The team still has Hedman and Anton Stralman, along with the recently signed Andrej Sustr. The defense looks to be strong if some of the Syracuse players can come up strong as well. Players like Jake Dotchin, who performed well last year in his recalls and assignments in Tampa.
But this is where it gets tricky: the offense. Don’t get me wrong, we still have top players and great players, but losing some players means entire line shifts. Steven Stamkos will most likely be the center of the first line, with Vladislav Namestikov taking a change of position and going to left wing to hone in his great scoring potential. If Drouin was still around, Namestikov could’ve probably gone to the right, with Drouin staying at his native position. Taking the right now, though, will most likely be Kucherov.
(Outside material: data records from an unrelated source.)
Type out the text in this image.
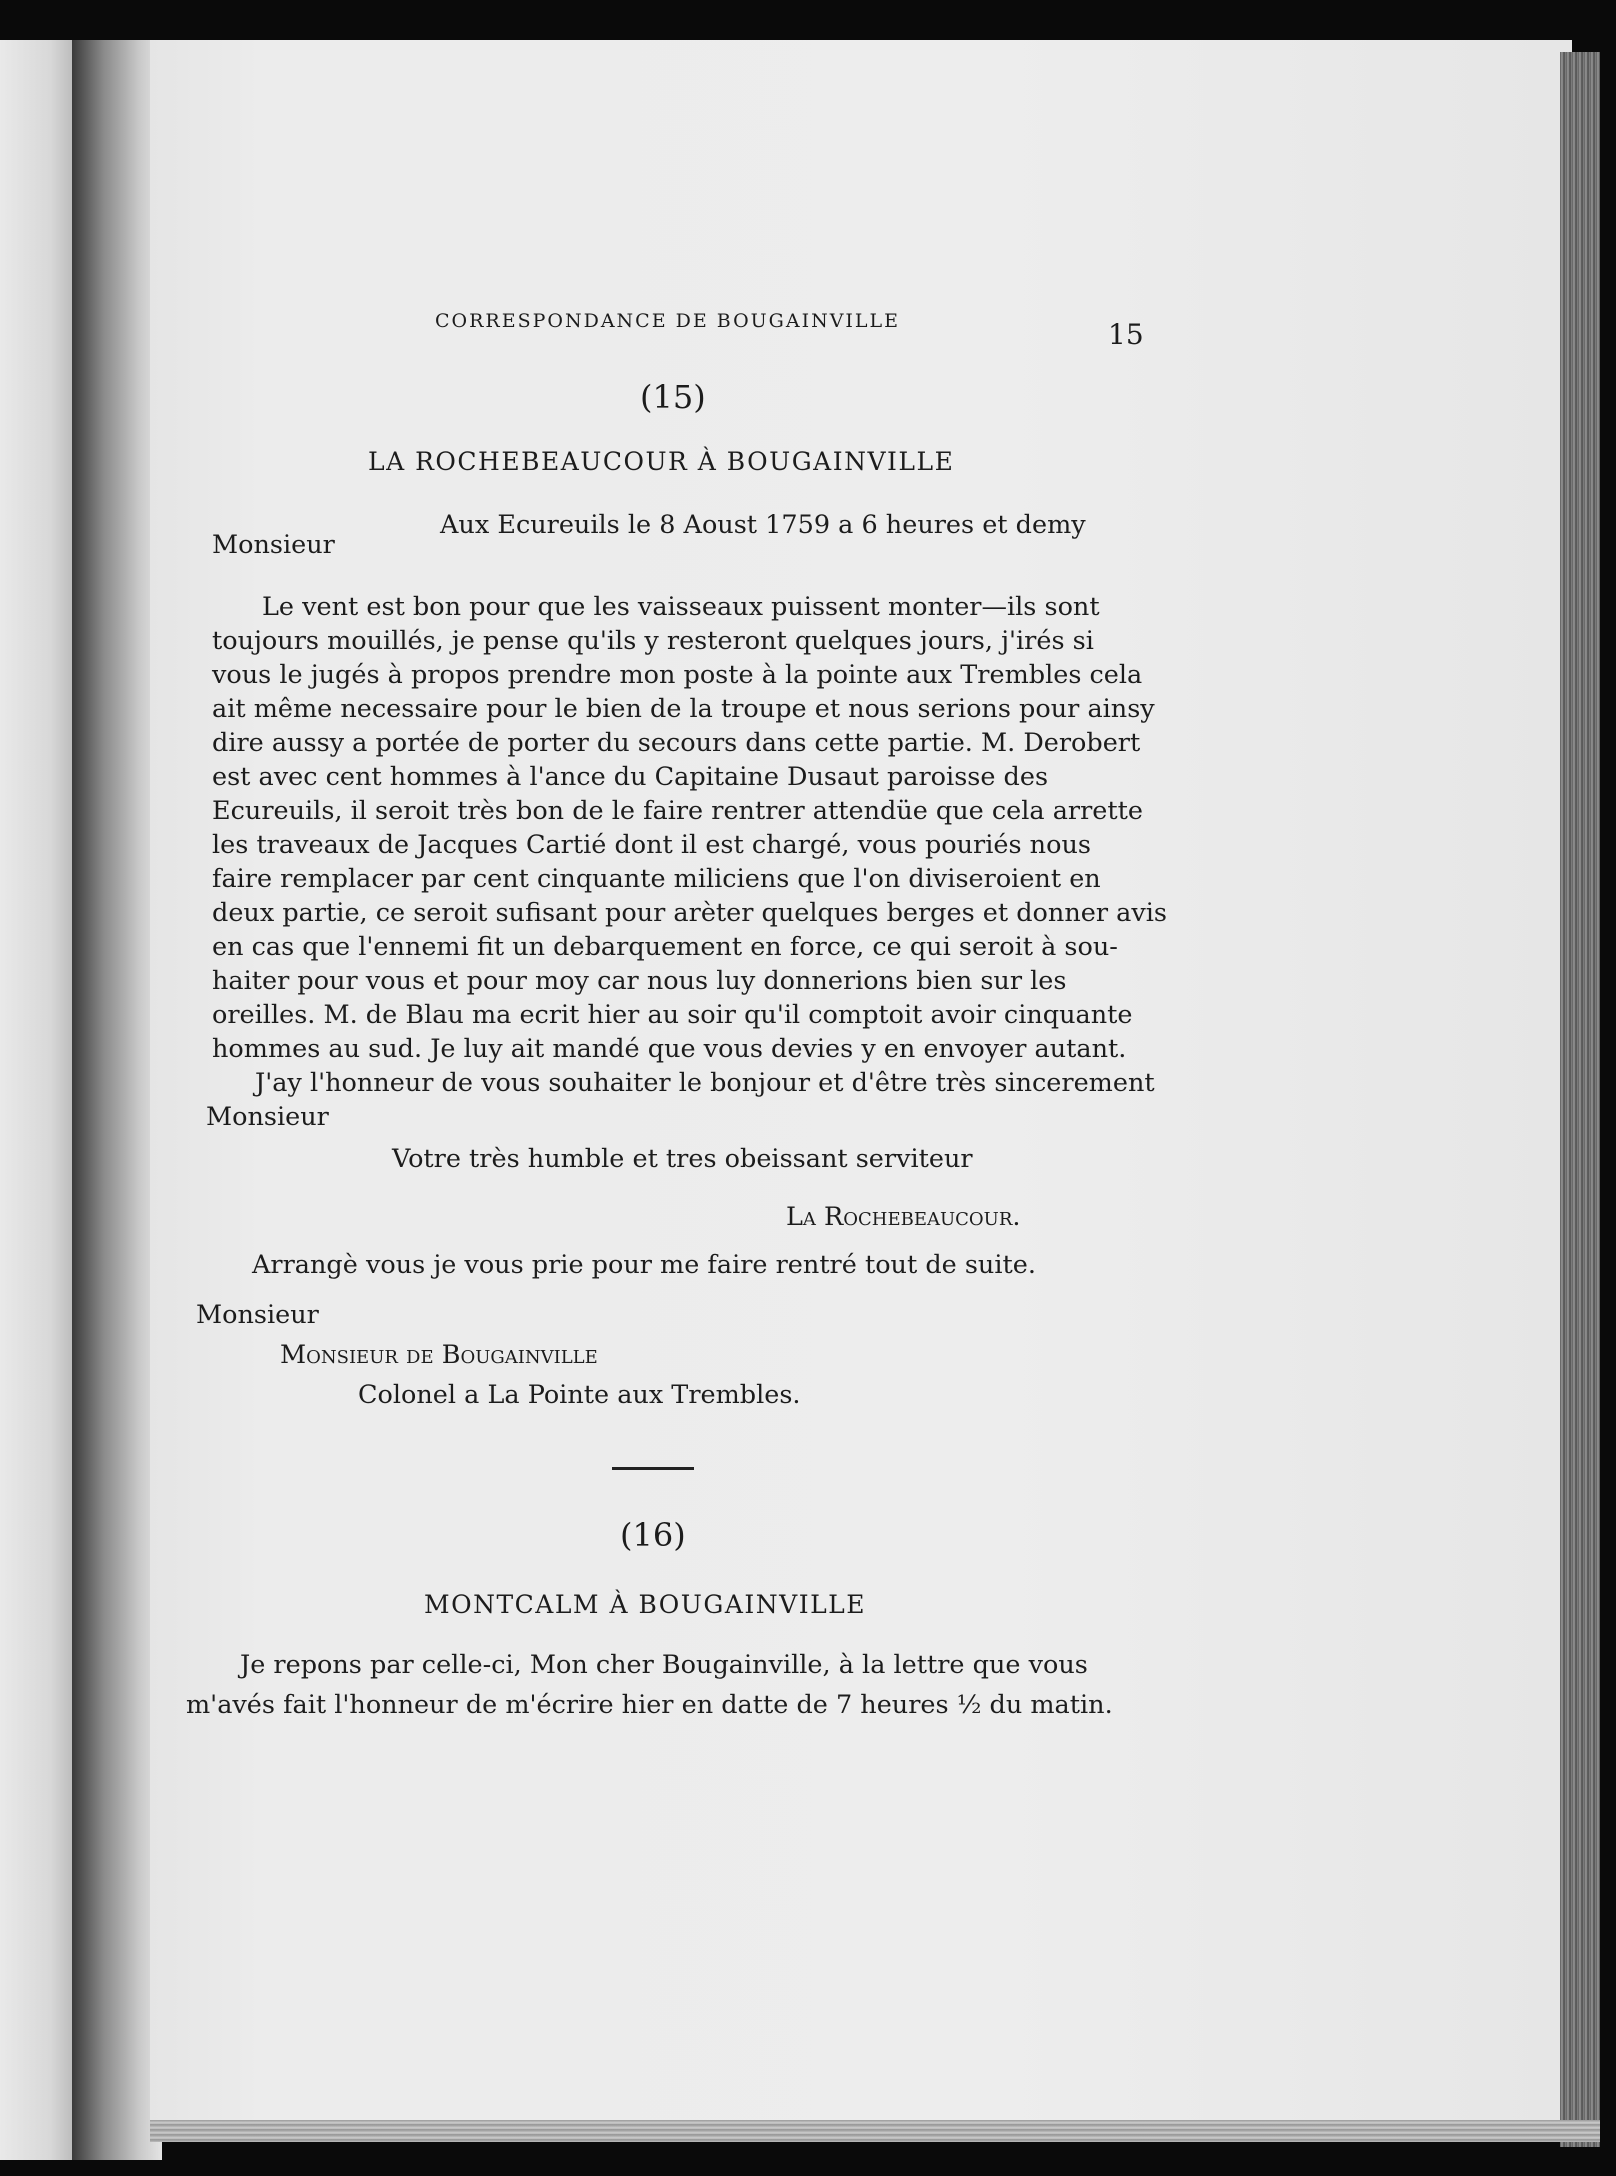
CORRESPONDANCE DE BOUGAINVILLE	15
(15)
LA ROCHEBEAUCOUR À BOUGAINVILLE
Aux Ecureuils le 8 Aoust 1759 a 6 heures et demy
Monsieur
Le vent est bon pour que les vaisseaux puissent monter—ils sont
toujours mouillés, je pense qu'ils y resteront quelques jours, j'irés si
vous le jugés à propos prendre mon poste à la pointe aux Trembles cela
ait même necessaire pour le bien de la troupe et nous serions pour ainsy
dire aussy a portée de porter du secours dans cette partie. M. Derobert
est avec cent hommes à l'ance du Capitaine Dusaut paroisse des
Ecureuils, il seroit très bon de le faire rentrer attendüe que cela arrette
les traveaux de Jacques Cartié dont il est chargé, vous pouriés nous
faire remplacer par cent cinquante miliciens que l'on diviseroient en
deux partie, ce seroit sufisant pour arèter quelques berges et donner avis
en cas que l'ennemi fit un debarquement en force, ce qui seroit à sou-
haiter pour vous et pour moy car nous luy donnerions bien sur les
oreilles. M. de Blau ma ecrit hier au soir qu'il comptoit avoir cinquante
hommes au sud. Je luy ait mandé que vous devies y en envoyer autant.
J'ay l'honneur de vous souhaiter le bonjour et d'être très sincerement
Monsieur
Votre très humble et tres obeissant serviteur
La Rochebeaucour.
Arrangè vous je vous prie pour me faire rentré tout de suite.
Monsieur
Monsieur de Bougainville
Colonel a La Pointe aux Trembles.
(16)
MONTCALM À BOUGAINVILLE
Je repons par celle-ci, Mon cher Bougainville, à la lettre que vous
m'avés fait l'honneur de m'écrire hier en datte de 7 heures ½ du matin.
Tyler Johnson could potentially take the second line, with Palat on his left and either Killorn or new addition Chris Kunitz on his right. Nonetheless, this season could be interesting with multiple changes and differences. There will also be a possibility of many Syracuse players making long runs in Tampa to test the waters for upcoming future years with aging veterans on the team.
We have signed Chris Kunitz to a one-year contract worth $2 million. https://t.co/MJOkwN0fbv
— Tampa Bay Lightning (@TBLightning) July 1, 2017
The Final Verdict
So, am I still pissed about Drouin leaving to a division rival? Quite.
Am I mad that he’s leaving at such a high point in his short career? Very.
But, as questionable as I make next season seem, things could like bright for the Lightning, even without Drouin. New additions, plus re-signing players from the AHL, will help bring a more well-rounded offense, and defense, to the wonderful city of Tampa Bay. It should be an interesting season in the sunshine state.
I now look forward to the idea of seeing what this new kid, Mikhail Sergachev, can do. I also look forward to possibly seeing the draftees playing in the NHL, making their mark in a new era for the Tampa Bay Lightning. But, I’d also like to see Drouin excel (except in games against the Lightning).
That may sound kind of strange and unusual, but if we can put so much faith into a young Sergachev, then we should be able to have faith he’s going to be as monumental as Drouin was for a short period of time.
End of rant: this has been another episode of: “You know what grinds my gears?”